Böylece “Sosyal Medya Mahkemesi”nde dört gün kadar süren “yargılama”, iki polisin yaptığının ödüllendirilmesi, iki polisten şiddet gören genç kadının hakaretlere maruz kalması ve hedef gösterilmesi, şirketinden veri çalan kargo şirketi çalışanının işinden olmasıyla sonuçlandı.
Ne yazık ki, “hashtagi güçlü olan”ın haklı çıktığı yargılama her zaman trafikte tartıştığı sürücüyü bıçaklayan “Çakarlı maganda” Muhammed Enes Uysal ve Batman’da bir genç kıza tecavüzle suçlanan uzman çavuş Musa Orhan’ın tutuklanmaları olaylarındaki gibi başarıyla noktalanmıyor.
Medya yine arkadan geldi, firmayı korudu
Sosyal medyada yargılama bütün hızıyla sürerken yaygın medya ne yaptı? Büyük bölümü genç kadının polis tarafından yerlerde sürüklenmesi görüntülerini ve ardından gelen gelişmeleri görmezden geldi. Sosyal medyadaki binlerce paylaşım önce bazı haber sitelerini ve televizyonları harekete geçirdi. Sonra da az sayıda gazete de onları takip etti.
Bu olayla ilgili haberler sadece Sözcü, Hürriyet, Milliyet, Cumhuriyet ve Birgün’de yer bulabildi. Ama onlar da hak arayışını aktarmakla yetindiler. Üstelik Hürriyet ve Cumhuriyet gazeteleri, 24 Ağustos’ta yayımladıkları haberlerde Rana Batı’nın, Yurtiçi Kargo’nun veri arşivindeki adres bilgilerinin sızdırılmasıyla ilgili açıklamayı şirketin adını vermeden yayımladılar.
Sosyal medyada adı ayyuka çıkmış, yazılı açıklama yapmış Yurtiçi Kargo’yu haberde “bir kargo firması” diye yazmak, o şirketi koruma refleksinden başka bir habercilik gerekçesiyle açıklanamaz. Zaten Hürriyet de yanlışından ertesi gün vazgeçerek, bilgi sızdıran çalışanın işten atılmasıyla ilgili haberde şirketin adını açıkça yazdı!

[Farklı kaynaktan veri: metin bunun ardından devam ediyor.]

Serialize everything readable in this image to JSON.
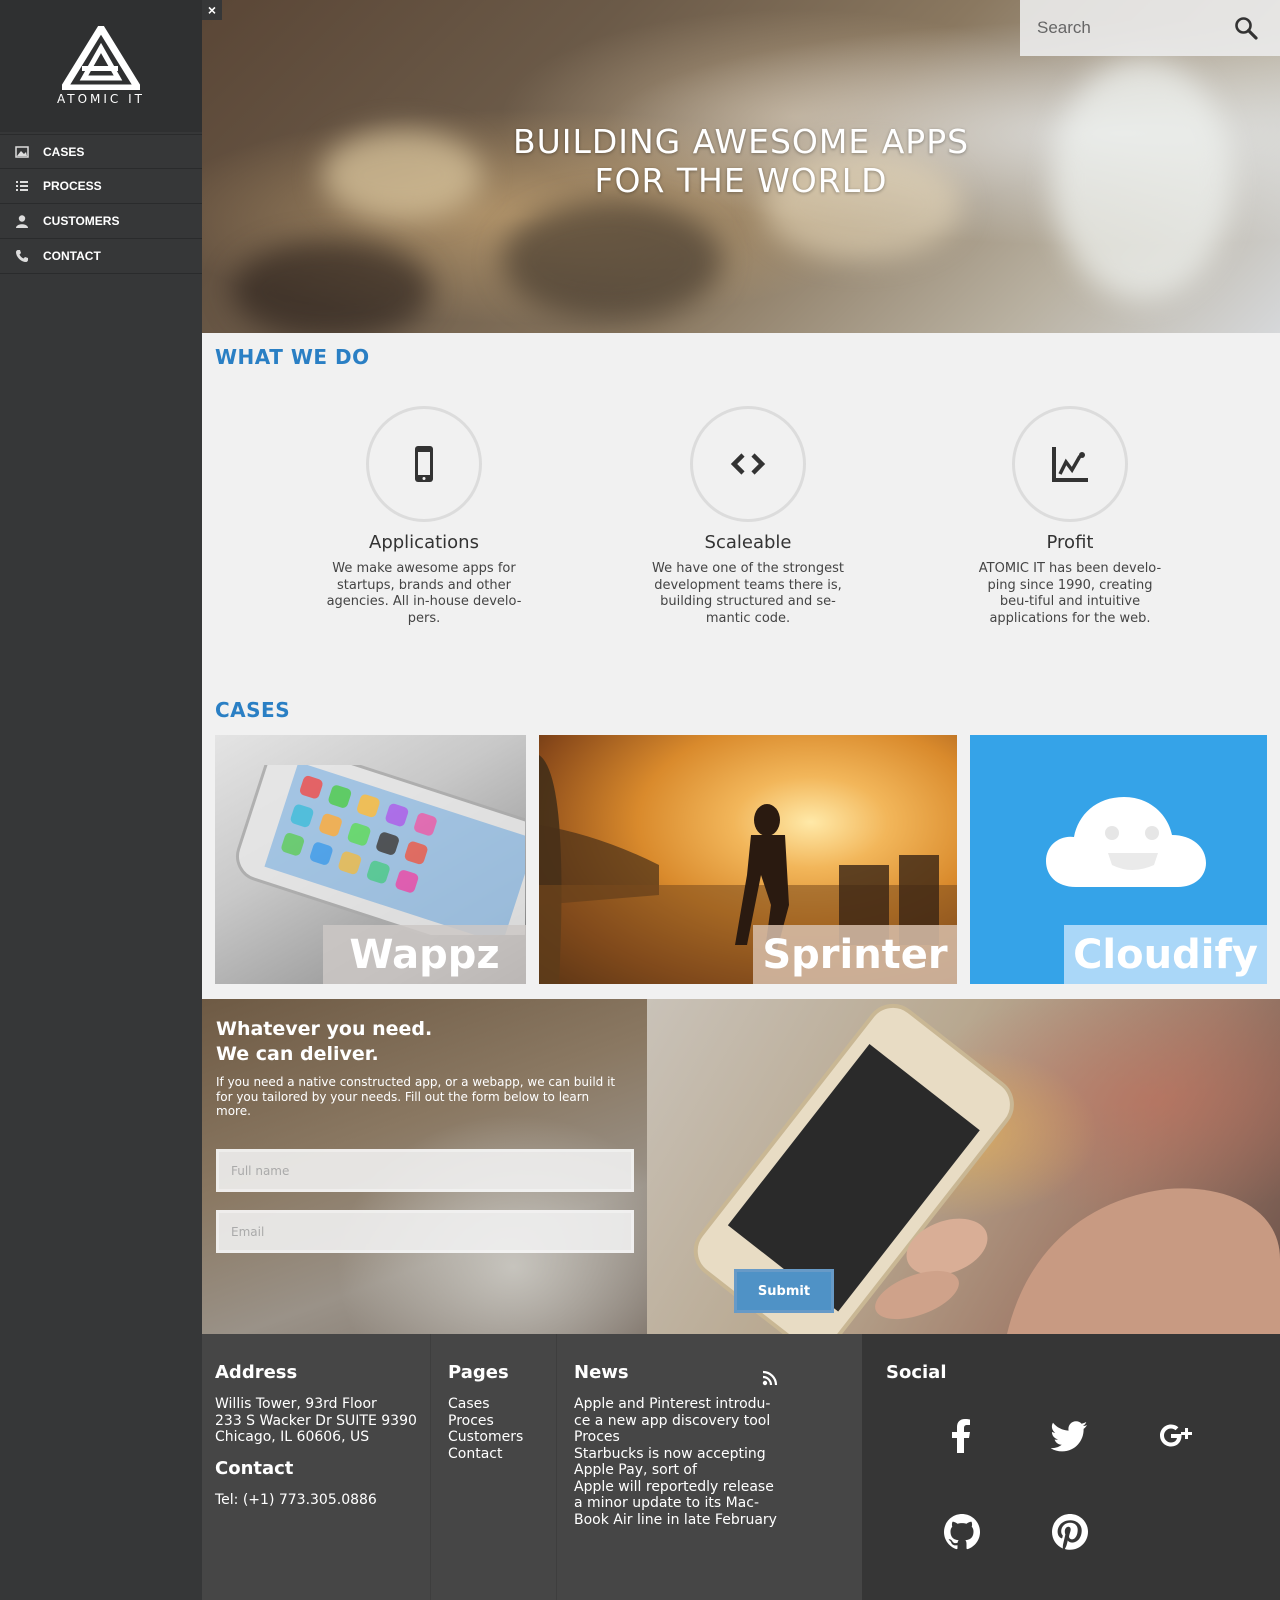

Kargo şirketlerindeki bilgiler güvende mi?
Oysa sosyal medyadaki bu olay vesilesiyle, kargo şirketlerine verilen TC Kimlik numarası, telefon numarası, ev ve işyeri adresi gibi bilgilerin yeterince korunmadığı da anlaşıldı.
Bilgilerin korunmasında bu kadar önemli bir açık ortaya çıkmışken, “Yurtiçi Kargo’nun, “Sistemlerimiz üzerinden ‘Rana Batı’ ismini sorgulayan şahıs tespit edilmiş ve iş akdi feshedilmiştir. Şahsın, ilgili sorgulama ekranında Rana Batı’ya ait hiçbir dataya ulaşamadığı, Rana Batı isminde sahte bir profil oluşturduğu tespit edilmiştir” açıklamasıyla yetinilmemeliydi.
Müşterilere ilişkin özel kişisel verilerin nasıl olup da dışarı sızdırılabildiği ve şirket bilgisayarındaki verilerin bütün çalışanlara açık olup olmadığı ayrıntılı olarak sorgulanmalıydı. Hatta Yurtiçi Kargo ile sınırlı kalmayıp bütün kargo şirketlerinin bu bilgileri nasıl korudukları da araştırılıp, yetkililer harekete geçirilmeliydi.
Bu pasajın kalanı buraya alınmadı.